Back when I was still in college, I had a penchant for stapling up the OP page of Game Informer magazine. They don’t have it anymore, but in its hay day it was a monthly glimpse into parts of the industry I daydreamed over; rendering 3-D environments, the tortures of being a game tester, the horrifying freedom of writing an entire encyclopedia of a fictional country for Bethesda. Back then, that single page was worth more to me than whatever feature ran that month.
Among them all there was always one that stood out in particular, from the EIC himself Andy McNamara. Titled “Why E3 Needed to Change”, he was talking about the noticeable blip in convention history when the showrunners finally acknowledged that the video game industry’s biggest stage lost sight of what it was all about. Occluded by deafening sounds, fantastic cleavage, impressive cosplay, unmeasurable swag, and a sense of entitlement that it never truly earned, McNamara called the event “a parade of pomp and circumstance“. Our own managing editor, a veteran of the E3 experience himself, didn’t mince word, either.
It stuck with me. It struck a nerve, but in the way that meant to ignite change. At the time he was right, though. And like some modern soothsayer, his OP-ed predicted a giant shake-down of gaming’s greatest theatrical performance: fire the booth babes, turn away the fan boys, and put the games back in the limelight.
Well there was a venue change for a year, but it was enough to get what a lot of people wanted. In the past few years, E3 has been exclusive to only studios, publishers, and the poor saps willing to brave L.A. to cover it all. In complete fairness, it’s an honor I have never been experience myself, yet hundreds of people I have spoken to still call it “a necessary evil.”
I may argue from a corner of ignorance in this, but I cannot say I do not see a pattern emerge from those that must brave the convention floor annually. Fat was trimmed where it was needed, the crowds were reduced to what the showrunners describe as “essential personnel”, and the overall experience has been streamlined to provide bloggers with the easiest means of getting the word out (but let’s be honest, does E3 really need bloggers to do that?).
Before our digital revolution, there was a visceral need for E3. Before broadbands and live streams, E3 was the global standard for showing off your next big thing. Sure TV spots and Magazine ads would follow, but nothing – nothing – beats the allure of an elevated stage and a curtain between you and the unknown. And that was what E3 did best… back then.
When Nintendo chose to forgo their physical presence at E3 a few years back I thought it was a final nail in the coffin for their already dubious Wii U. Choosing to stream a Nintendo Direct stream, however, was a personal epiphany for me. Putting aside their creative genius in trusting Robot Chicken to help them out, Nintendo proved the reliance on physical presence at E3 was no more important than DLC on a Vita title. Instead of boring the crowd with Reggie’s presence, the big N let their game footage speak for itself, and it held up just a strong as either Sony or Microsoft did that year.

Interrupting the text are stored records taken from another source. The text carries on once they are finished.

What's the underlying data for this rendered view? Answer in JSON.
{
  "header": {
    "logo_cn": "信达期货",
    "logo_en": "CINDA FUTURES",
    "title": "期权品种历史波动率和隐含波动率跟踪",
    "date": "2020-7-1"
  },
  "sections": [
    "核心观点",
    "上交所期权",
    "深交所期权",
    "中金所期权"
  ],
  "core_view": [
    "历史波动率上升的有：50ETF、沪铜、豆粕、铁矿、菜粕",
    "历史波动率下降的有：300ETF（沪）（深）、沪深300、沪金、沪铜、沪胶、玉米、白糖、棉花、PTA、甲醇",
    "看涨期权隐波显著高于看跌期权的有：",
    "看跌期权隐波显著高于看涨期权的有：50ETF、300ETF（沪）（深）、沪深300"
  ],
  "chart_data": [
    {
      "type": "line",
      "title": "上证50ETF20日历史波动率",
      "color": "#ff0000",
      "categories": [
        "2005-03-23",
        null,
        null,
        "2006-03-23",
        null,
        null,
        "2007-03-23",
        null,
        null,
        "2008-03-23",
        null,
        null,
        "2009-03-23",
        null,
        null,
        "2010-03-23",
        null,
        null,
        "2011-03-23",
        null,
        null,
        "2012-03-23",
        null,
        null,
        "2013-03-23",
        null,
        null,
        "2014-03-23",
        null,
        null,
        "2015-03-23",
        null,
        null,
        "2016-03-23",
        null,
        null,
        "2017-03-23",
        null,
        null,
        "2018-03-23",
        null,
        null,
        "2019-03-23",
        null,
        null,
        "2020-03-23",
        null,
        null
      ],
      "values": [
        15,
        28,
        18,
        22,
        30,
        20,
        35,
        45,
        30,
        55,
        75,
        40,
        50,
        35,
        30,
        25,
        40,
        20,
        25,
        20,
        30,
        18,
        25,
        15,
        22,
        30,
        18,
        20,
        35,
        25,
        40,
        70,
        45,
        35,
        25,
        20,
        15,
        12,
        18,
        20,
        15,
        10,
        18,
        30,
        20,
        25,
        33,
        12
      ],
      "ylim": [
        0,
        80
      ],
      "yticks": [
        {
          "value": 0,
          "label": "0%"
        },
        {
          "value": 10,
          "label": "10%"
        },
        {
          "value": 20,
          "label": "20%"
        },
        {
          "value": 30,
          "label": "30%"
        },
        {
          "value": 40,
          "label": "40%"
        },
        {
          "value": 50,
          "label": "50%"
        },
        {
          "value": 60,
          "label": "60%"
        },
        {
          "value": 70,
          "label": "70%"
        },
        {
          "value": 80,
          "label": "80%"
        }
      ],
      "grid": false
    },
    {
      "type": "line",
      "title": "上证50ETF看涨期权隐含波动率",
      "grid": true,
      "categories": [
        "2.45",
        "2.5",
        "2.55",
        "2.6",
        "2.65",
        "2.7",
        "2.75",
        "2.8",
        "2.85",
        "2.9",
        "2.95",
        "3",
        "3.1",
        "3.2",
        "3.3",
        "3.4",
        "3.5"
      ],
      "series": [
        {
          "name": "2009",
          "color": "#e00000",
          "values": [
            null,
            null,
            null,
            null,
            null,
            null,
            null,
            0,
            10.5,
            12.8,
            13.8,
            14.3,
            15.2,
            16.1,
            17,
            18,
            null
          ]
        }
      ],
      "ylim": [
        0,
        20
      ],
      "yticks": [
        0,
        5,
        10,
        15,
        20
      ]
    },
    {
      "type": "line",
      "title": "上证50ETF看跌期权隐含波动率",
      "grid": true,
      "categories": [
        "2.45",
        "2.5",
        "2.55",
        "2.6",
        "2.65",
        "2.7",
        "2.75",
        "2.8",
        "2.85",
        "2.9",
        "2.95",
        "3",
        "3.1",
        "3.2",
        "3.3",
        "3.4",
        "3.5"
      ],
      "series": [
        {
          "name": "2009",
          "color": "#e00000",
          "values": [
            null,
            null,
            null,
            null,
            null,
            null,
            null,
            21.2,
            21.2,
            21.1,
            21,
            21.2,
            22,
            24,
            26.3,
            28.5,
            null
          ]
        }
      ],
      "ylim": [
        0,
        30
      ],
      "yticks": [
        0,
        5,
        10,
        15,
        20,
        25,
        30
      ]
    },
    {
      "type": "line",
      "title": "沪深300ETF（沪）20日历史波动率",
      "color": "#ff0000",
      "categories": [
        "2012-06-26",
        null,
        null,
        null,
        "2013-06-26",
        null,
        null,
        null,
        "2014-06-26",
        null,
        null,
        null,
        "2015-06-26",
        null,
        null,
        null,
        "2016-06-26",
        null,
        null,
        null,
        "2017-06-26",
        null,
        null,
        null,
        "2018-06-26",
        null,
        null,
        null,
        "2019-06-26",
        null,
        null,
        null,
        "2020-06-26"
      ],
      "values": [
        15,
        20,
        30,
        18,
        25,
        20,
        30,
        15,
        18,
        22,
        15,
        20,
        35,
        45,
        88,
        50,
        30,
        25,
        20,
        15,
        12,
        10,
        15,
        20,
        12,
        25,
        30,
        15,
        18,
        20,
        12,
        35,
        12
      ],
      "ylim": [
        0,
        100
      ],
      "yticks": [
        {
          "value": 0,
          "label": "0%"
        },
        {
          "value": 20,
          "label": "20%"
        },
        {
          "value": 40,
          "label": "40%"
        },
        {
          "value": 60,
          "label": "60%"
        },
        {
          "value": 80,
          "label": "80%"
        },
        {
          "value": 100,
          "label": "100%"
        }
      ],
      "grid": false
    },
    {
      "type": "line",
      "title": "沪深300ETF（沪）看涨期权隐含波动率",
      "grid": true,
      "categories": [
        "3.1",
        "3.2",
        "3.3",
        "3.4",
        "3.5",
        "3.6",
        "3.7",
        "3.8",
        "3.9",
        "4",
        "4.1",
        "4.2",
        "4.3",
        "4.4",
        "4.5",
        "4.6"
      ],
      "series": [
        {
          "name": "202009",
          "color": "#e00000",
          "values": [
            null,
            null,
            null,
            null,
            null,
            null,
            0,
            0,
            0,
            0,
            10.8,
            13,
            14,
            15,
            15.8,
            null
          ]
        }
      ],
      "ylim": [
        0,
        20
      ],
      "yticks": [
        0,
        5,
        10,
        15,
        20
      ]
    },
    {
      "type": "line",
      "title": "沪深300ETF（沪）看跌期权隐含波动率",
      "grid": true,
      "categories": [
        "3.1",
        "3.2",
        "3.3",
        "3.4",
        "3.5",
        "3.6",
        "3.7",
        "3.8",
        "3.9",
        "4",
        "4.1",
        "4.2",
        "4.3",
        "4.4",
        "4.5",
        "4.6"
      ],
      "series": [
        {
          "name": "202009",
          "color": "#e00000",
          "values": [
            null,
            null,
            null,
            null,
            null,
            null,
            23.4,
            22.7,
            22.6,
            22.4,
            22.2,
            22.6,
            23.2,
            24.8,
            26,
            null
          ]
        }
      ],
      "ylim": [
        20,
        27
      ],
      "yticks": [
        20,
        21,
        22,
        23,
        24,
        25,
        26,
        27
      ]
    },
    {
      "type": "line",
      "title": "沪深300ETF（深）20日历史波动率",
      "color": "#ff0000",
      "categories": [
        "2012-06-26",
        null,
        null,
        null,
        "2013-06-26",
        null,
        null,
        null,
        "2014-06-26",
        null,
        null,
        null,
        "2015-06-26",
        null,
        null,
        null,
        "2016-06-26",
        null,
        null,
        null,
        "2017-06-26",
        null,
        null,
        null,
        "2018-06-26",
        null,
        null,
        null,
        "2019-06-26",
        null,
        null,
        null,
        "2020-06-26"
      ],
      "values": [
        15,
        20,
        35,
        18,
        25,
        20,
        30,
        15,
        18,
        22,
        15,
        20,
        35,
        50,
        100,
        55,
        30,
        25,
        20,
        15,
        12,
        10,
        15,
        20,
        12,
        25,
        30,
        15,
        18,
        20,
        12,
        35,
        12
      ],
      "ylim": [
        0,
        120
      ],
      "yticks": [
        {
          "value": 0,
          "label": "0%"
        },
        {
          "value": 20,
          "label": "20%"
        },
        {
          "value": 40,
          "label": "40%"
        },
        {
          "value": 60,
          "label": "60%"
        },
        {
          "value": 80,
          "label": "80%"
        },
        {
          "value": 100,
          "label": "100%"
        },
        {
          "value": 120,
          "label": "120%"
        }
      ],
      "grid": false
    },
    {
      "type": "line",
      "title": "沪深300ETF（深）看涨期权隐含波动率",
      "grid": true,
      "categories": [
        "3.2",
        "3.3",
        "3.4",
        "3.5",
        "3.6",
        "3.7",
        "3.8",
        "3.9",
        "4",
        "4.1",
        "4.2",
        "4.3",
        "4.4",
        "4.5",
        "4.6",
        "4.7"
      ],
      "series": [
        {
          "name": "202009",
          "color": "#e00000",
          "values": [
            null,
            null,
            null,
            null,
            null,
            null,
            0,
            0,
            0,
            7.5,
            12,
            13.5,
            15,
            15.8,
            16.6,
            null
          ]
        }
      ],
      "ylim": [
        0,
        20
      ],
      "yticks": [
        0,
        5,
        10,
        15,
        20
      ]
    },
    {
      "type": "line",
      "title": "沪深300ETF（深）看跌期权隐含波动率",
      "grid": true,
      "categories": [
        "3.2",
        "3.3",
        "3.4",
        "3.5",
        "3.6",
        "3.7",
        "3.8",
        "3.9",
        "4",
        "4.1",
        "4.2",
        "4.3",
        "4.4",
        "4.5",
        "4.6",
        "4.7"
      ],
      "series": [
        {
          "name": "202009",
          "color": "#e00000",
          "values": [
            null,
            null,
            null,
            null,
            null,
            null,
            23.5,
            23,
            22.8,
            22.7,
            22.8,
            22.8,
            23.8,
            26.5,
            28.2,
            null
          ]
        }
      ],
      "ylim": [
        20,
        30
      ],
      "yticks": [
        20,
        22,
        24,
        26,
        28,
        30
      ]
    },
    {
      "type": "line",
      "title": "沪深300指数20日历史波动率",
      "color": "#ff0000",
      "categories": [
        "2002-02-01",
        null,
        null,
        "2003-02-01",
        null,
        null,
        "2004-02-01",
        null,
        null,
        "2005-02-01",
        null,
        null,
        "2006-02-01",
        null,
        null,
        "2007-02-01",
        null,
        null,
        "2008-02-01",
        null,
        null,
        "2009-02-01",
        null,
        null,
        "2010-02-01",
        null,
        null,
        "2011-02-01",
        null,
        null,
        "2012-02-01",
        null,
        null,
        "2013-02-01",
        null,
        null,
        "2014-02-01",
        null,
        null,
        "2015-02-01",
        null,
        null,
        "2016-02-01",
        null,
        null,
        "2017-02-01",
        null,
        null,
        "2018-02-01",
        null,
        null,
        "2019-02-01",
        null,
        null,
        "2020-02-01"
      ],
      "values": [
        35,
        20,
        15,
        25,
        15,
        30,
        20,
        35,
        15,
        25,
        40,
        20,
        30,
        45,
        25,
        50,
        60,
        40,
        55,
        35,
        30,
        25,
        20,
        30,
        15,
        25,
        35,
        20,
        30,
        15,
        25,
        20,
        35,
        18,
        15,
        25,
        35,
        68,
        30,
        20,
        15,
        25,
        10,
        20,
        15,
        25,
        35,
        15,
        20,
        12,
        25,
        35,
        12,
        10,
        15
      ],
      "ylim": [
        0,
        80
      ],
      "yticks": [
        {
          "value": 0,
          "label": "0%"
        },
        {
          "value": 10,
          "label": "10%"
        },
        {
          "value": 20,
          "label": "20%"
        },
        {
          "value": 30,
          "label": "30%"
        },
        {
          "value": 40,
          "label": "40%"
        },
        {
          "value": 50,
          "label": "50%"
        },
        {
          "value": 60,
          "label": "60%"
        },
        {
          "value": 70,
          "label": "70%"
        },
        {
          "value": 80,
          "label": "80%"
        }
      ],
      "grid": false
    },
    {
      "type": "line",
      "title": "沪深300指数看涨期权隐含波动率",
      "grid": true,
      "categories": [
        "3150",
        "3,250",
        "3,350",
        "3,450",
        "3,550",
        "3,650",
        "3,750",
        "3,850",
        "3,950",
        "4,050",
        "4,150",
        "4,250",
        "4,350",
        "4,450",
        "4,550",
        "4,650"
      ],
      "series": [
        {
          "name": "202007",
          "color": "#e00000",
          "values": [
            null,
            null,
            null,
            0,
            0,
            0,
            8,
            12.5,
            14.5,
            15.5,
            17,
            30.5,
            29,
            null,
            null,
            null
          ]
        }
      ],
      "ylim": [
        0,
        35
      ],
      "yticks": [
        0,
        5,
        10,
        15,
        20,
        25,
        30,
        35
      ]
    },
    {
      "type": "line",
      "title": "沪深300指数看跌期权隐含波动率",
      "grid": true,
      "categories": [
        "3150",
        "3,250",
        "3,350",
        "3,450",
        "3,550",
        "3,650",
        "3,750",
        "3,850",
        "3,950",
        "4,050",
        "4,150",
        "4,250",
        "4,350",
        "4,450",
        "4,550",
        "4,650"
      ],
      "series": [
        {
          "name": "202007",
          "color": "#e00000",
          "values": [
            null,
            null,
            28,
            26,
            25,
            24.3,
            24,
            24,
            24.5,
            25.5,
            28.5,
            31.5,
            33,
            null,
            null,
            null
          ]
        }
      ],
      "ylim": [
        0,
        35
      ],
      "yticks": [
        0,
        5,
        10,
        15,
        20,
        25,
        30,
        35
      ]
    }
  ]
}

Personal Note: Reginald Fils-Aime is a brilliant Nintendo employee and incredibly intelligent about the video game industry when allowed to speak freely. His biggest flaw, unfortunately, is that he is a terrible public speaker and has absolutely zero talent when reciting a script. Having seen this awkwardness in person at Nintendo’s HQ in Redmond, Washington, I can only hope Miyamoto switches places with him while he is still a part of the big N.
It was a moment that unveiled the necessary future for all of E3. As I began to look at these annual parades with a more critical eye, it dawned on me how impractical it was for such events to really ever take place at all. If one were to ask the average E3 attendee why they were there, seldom would one hear the answer “I just want Reggie/Phil/Mike to announce *insert game here *”. It was all about the experience of seeing the footage for the first time, then trying desperately to translate that enchantment into a 2-page spread for next month’s issue.
Media has moved faster than the players who have spent decades trying to translate it, master it, package and it sell it; and E3 is a prime example of an industry that has exceeded the means people use to express it. In fact, I would argue that E3 costs most developers and publishers more money than simply streaming it on their own.
Does Sony really need E3 to do a product demonstration of Morpheus to convince their fans to buy it? Does Microsoft really need a stage to convince people how Windows 10 is all about gaming? Does Bethesda truly need E3 to convince us to buy Fallout 4?
None of these strategies need a stage, or thousands of bloggers, or a sprawling convention space with overpriced sandwiches and Powerade. Developers and Publishers don’t need to set aside hundreds of thousands of resources for hotel rooms, plane tickets, booth space and hardware. If the ultimate message of E3 is still about the games we want to play, then the convention itself is long overdue for the beautiful death it deserves.